Я сутками напролет лежала в постели, я тряслась от каждого шороха, я засыпала со слезами на глазах и больше всего на свете — я боялась проснуться. Любой кошмарный сон был просто чудесен по сравнению с теми страданиями и отчаянием, которые я переживала наяву. Я ничего не ела. Ничего! Любой кусок причинял мне физическую боль, и меня постоянно рвало даже от запаха пищи. И длилось это неделями. Мой организм был изнасилован булимией настолько, что вес таял прямо на глазах моих паникующих родителей. Я достигла тогда своего критического массы в 43 кг.

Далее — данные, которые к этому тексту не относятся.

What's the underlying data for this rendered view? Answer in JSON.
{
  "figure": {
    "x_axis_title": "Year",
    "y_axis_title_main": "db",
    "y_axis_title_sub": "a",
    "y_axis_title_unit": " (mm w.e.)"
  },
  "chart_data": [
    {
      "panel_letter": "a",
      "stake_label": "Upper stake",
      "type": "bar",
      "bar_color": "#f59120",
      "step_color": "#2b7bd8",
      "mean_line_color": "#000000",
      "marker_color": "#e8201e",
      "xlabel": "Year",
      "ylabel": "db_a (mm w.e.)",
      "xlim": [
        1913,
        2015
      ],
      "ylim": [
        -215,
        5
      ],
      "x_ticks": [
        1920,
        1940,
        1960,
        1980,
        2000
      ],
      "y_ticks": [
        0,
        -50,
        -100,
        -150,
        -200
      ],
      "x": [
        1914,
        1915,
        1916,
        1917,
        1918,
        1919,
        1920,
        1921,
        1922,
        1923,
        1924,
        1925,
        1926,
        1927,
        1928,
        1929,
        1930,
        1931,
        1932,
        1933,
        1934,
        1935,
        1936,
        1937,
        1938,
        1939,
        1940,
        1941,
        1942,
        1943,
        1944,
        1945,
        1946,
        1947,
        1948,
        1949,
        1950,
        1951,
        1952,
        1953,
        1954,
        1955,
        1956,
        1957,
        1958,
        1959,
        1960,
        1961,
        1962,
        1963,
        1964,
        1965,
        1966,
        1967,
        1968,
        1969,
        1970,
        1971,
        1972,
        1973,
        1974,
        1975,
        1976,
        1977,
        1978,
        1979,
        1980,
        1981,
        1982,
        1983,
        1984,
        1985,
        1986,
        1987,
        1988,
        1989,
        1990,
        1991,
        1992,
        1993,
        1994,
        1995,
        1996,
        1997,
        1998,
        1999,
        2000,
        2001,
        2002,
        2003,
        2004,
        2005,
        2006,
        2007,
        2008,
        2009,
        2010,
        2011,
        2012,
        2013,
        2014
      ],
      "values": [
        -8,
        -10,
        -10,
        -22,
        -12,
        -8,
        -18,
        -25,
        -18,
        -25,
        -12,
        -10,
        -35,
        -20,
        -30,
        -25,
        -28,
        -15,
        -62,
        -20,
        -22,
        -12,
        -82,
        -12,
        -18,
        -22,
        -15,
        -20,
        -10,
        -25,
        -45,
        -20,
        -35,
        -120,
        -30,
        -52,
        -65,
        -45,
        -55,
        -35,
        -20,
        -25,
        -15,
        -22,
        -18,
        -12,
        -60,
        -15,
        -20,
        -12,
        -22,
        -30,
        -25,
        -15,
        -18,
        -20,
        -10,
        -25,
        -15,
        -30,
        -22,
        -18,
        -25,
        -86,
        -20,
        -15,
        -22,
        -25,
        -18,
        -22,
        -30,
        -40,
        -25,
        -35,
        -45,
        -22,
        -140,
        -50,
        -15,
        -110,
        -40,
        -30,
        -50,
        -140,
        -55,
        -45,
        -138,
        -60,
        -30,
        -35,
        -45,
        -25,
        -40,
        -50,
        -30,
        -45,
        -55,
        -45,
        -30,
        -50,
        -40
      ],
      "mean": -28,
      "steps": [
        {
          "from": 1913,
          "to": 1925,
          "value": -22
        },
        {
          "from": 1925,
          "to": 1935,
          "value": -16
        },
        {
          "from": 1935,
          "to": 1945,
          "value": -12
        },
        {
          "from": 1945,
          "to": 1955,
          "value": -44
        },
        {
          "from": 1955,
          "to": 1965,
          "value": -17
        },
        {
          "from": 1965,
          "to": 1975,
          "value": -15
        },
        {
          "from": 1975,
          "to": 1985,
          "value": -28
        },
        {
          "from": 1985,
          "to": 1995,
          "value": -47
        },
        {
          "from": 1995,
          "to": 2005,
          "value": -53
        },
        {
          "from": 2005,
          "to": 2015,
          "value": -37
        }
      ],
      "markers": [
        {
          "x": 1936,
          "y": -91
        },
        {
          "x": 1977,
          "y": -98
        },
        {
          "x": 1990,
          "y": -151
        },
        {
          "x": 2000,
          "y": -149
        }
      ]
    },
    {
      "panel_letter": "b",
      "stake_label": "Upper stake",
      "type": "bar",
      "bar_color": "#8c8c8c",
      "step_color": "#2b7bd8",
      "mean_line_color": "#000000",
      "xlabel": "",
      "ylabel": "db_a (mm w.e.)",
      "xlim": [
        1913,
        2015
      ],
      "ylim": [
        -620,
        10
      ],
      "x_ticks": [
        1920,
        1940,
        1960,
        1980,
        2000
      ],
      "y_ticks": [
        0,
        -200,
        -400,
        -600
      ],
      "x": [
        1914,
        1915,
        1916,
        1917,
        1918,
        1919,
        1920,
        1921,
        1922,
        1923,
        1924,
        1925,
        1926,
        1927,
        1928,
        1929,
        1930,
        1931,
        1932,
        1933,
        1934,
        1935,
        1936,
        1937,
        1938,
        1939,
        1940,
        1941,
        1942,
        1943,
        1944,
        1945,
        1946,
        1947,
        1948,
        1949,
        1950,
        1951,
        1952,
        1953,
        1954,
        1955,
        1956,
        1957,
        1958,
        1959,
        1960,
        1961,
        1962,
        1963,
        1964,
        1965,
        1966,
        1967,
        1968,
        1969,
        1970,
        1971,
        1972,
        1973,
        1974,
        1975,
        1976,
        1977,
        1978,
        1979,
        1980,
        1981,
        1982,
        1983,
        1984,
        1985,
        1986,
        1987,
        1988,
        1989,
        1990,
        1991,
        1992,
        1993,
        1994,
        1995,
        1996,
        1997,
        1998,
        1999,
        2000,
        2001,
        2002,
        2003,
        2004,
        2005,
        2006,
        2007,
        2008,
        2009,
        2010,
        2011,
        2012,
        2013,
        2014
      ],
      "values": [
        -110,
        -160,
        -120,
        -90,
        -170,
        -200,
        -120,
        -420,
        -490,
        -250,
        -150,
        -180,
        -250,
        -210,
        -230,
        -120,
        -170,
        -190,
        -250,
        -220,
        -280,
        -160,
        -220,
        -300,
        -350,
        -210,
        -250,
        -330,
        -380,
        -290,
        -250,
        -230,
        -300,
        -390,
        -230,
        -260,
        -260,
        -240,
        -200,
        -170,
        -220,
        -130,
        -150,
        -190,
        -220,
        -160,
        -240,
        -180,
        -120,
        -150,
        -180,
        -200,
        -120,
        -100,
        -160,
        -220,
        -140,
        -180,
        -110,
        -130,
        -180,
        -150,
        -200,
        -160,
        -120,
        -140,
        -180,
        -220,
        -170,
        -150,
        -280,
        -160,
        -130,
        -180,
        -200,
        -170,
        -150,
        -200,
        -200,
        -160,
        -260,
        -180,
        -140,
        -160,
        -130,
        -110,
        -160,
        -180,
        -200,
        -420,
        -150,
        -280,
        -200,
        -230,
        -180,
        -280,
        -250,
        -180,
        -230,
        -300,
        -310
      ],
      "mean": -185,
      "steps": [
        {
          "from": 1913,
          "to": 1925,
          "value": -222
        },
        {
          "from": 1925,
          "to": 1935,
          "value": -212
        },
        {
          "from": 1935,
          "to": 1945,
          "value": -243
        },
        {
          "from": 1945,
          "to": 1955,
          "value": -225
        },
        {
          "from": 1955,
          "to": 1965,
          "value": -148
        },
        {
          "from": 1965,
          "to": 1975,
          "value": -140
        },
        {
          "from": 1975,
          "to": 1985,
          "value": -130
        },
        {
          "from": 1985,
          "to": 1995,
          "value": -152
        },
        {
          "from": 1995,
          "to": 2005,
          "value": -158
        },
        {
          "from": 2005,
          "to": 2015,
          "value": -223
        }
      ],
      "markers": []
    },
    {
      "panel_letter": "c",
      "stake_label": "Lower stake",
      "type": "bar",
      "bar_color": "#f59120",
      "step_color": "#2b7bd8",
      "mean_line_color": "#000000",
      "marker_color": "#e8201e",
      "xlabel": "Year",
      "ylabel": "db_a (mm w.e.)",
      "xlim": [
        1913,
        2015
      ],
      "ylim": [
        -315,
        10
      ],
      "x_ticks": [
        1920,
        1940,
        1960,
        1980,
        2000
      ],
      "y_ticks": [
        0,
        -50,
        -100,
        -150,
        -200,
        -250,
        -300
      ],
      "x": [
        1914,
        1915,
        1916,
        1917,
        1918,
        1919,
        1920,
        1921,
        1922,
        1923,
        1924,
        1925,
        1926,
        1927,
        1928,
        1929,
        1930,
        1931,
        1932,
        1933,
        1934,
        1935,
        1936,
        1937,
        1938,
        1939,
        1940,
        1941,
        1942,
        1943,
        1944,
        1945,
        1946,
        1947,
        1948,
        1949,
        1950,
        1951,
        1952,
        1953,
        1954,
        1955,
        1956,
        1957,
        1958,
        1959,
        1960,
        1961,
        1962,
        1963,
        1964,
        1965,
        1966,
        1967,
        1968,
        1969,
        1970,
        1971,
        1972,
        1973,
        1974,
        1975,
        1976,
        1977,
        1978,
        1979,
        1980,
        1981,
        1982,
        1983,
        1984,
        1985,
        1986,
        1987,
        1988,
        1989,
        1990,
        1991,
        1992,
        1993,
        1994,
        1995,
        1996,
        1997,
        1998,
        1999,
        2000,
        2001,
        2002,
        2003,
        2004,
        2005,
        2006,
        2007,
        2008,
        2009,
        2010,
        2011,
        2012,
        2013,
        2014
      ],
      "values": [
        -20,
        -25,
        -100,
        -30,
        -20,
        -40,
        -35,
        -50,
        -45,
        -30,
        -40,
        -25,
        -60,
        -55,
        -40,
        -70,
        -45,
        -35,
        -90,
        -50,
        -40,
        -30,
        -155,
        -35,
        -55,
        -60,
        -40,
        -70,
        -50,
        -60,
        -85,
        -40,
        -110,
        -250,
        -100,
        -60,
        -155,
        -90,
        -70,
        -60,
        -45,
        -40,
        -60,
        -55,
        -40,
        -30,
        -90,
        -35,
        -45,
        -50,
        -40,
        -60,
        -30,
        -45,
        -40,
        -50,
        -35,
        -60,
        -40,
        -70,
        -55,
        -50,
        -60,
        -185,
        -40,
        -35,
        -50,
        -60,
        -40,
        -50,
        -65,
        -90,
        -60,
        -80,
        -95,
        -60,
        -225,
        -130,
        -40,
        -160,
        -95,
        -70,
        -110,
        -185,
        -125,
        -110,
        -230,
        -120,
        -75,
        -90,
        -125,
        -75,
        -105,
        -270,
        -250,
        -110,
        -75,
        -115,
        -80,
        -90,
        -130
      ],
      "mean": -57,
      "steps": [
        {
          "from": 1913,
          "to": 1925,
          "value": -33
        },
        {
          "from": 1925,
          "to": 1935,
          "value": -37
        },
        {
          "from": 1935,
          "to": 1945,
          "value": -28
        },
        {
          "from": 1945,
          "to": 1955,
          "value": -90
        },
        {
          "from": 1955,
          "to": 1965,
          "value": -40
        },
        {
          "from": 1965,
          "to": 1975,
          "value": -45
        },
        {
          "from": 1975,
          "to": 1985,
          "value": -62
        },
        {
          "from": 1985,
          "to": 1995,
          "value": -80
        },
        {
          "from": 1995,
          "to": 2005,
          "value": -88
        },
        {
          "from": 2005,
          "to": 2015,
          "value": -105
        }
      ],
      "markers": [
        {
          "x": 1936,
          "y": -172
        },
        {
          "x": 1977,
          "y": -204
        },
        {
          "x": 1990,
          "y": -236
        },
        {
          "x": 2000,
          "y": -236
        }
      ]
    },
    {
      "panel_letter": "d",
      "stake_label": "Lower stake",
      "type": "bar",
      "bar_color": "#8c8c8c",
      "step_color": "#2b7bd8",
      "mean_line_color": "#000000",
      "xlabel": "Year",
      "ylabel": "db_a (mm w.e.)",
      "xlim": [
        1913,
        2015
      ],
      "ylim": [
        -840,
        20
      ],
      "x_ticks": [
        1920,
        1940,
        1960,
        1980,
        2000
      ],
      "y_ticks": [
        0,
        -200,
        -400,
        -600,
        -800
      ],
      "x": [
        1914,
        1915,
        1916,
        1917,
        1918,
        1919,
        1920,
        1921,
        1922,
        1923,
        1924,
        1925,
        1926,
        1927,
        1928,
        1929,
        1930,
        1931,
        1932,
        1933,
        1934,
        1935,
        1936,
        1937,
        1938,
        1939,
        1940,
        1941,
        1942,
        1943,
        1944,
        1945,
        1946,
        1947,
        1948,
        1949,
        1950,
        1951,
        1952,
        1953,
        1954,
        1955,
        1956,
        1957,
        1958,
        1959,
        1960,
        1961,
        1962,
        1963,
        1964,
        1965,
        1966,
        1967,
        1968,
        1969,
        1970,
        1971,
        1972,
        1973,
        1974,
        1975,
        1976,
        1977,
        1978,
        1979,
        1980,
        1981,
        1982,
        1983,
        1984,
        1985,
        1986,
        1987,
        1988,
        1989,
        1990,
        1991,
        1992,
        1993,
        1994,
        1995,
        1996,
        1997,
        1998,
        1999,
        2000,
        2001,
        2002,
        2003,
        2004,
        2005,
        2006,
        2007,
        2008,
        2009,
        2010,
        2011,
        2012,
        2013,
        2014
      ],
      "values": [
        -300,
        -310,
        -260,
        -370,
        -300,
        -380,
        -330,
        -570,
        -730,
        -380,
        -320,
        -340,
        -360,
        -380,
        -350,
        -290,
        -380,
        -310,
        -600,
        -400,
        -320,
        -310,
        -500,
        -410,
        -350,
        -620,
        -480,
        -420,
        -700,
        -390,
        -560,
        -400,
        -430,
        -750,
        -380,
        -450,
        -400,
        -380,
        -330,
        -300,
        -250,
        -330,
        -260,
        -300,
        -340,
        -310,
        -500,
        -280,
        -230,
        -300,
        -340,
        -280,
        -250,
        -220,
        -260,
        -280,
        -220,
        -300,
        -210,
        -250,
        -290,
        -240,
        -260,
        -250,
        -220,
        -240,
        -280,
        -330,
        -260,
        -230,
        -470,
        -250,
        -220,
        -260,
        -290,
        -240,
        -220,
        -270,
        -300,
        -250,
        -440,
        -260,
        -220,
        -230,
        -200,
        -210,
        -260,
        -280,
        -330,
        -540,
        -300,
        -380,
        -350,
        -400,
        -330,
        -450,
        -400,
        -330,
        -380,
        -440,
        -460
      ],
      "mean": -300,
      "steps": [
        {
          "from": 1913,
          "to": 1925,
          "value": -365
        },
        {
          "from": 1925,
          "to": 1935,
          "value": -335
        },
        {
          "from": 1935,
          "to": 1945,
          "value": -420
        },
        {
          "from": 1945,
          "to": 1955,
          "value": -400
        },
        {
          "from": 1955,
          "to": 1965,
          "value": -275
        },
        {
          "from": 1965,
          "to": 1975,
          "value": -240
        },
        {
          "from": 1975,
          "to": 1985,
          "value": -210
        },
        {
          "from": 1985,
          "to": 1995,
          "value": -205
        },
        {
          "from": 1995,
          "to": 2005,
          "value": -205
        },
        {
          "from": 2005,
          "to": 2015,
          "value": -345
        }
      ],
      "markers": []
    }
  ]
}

В дом приводили лучших светил медицины, так как вытащить меня за пределы моей спальни было попросту невозможно. Найти или изобрести метод, который бы поднял меня на ноги, не удавалось абсолютно никому. Ни таблетки, ни беседы с психотерапевтами, ни мамины рыдания — мне не помогало ровным счётом ничего. Я медленно умирала.

Так называемые подруги, месяцами жившие у меня, жравшие и развлекавшиеся за мой счет в лучших столичных клубах и ресторанах, украдкой растаскивающие то мой гардероб, то шкатулки с украшениями — как и положено человеческому театру абсурда, в самый сложный момент моей жизни исчезли.

Представляешь, Ясмина, как вскрываются человеческие маски перед лицом болезни, в которой человек больше всего нуждается во внимании, которое я так щедро когда-то отдавала им?! С их подлых лицемерных рож слетели лживые улыбка и интерес ко мне, прям как краска на этом шкафу. А под той личиной таилось самое отвратительное свойство человеческой души — это безразличие. Знаешь, как это происходит? Сначала они говорят с тобой, как с ущербной, затем все реже приглашают на общие мероприятия, а если и зовут, то делают это не от души, а так, для соблюдения приличий и проформы. А однажды твой телефон совсем замолкает, будто и не было в нём прежнего смеха, сплетен и новостей.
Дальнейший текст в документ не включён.